Del mismo modo mató al feo y destartalado cuarto, otro espadazo descomunal que descerrajaba la Puerta Grande. Como un obús. Qué manera de crear una faena con aquel buey que se movía tan desgarbado como era. Soltando la testa en giros con uno y otro pitón. La capacidad de Emilio de Justo lo metió en el canasto. Lo ató, lo soltó, lo trajo y lo llevó con una superioridad manifiesta. Y un valor de plomo. Tremendo el tipo. Incluso con el manso ya rajado. Allí en los terrenos de sol. Los pases de pecho barrían el lomo con colosal monumentalidad. Unas manoletinas de despedida avivaron el incendio, desatado tras la suerte suprema. De una verdad incontestable. Como la de este torero en pleno estallido de madurez.
Ginés cuajó la faena más importante y entregada de su año. En el momento oportuno. De menos a más. Inteligente siempre con el hondo tercero de buena condición. Que no se rebosaba. Manejó lucidamente los tiempos y las distancias. Y sobre todo su izquierda. De bello trazo, por abajo, encajado y embrocado como nunca. Muy mentalizado. De la última ronda de espléndidos redondos, brotó un cambio de mano inmenso. Tan torero como el broche de ayudados. Un pinchazo hondo en todo lo alto y un descabello redujeron la recompensa a una vuelta al ruedo.
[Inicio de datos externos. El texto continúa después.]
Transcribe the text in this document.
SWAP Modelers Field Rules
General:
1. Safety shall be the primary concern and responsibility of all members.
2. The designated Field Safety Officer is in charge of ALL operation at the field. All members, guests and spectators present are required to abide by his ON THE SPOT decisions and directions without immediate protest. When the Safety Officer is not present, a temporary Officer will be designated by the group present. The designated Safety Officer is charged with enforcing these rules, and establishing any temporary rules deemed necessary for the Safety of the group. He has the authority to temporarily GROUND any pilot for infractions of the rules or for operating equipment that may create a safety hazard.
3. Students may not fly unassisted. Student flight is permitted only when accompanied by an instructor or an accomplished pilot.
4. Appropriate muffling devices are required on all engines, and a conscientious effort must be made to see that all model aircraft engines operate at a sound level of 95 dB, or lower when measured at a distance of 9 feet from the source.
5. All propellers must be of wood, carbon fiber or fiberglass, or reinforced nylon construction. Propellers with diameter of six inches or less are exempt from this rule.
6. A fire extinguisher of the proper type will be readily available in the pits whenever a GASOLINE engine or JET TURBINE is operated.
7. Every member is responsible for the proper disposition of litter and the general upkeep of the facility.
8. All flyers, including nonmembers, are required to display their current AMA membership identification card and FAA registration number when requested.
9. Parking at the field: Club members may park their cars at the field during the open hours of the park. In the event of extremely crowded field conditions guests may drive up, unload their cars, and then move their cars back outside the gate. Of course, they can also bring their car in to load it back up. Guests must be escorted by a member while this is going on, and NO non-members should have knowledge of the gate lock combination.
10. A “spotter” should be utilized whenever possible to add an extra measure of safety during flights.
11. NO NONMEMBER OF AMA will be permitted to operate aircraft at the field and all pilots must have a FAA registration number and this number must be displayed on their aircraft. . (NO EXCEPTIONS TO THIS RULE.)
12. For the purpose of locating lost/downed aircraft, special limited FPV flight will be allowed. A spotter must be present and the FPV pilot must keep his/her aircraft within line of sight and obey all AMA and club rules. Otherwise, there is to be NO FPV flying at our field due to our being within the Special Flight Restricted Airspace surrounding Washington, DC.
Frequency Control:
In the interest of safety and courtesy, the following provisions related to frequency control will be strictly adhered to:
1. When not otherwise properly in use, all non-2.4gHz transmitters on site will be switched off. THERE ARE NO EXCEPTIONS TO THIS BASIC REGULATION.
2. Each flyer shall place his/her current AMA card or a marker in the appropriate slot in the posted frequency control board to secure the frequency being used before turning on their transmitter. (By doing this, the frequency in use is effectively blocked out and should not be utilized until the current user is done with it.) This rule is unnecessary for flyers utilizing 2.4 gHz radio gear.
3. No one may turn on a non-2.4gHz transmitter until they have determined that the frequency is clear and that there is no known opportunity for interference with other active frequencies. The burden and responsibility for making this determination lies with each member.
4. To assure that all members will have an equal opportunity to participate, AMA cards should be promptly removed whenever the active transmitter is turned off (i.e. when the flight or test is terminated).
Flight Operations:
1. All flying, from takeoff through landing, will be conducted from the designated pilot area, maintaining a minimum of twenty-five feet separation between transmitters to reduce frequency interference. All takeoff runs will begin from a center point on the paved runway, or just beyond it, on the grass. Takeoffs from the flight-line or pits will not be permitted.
De tanto calado como si le hubieran concedido el trofeo escasamente solicitado para el nivel exhibido.
Román anduvo voluntarioso y queriendo con un toro descarado, zancudo y largo, sin celo ni empuje. Que se quedaba en el segundo muslo. Se le venció por el pitón izquierdo, lo empaló y, en el aire y en el suelo, le dio la mundial. Un milagro que se levantase íntegro. Siguió ya cerca de toriles con el bruto rajado. Por demás. La estocada asomó haciendo guardia y necesitó del descabello. Lo que no impidió que el valenciano saludase una ovación. Quizá por el momento dramático vivido. El gigantesco quinto de casi 700 kilos acaballados embistió, un decir, sin maldad ni empleo. Tal cual cantaban sus hechuras. Román lo pasó de muleta como pudo o supo. Y se atascó con la espada.
A últimas, Ginés Marín se descaraba con el basto sexto. Le había presentado la izquierda pronto. Cuando le proponía la mano derecha, el toro lo derribó con la pala del pitón. Y, mientras las rodillas se aflojaban y caía, un derrote le alcanzó en la mandíbula. Del corte manó la sangre. Las cuadrillas lo condujeron a la enfermería. Donde confirmaron la cornadita de espejo: 5 centímetros que afectaban al «músculo mesetero, la parotida y nervio facial». Pronóstico reservado, decía el parte. Emilio de Justo liquidó la cuestión. Antes de volar a lomos de la marabunta, sobre la incuestionable ética de su toreo y su capacidad de acero.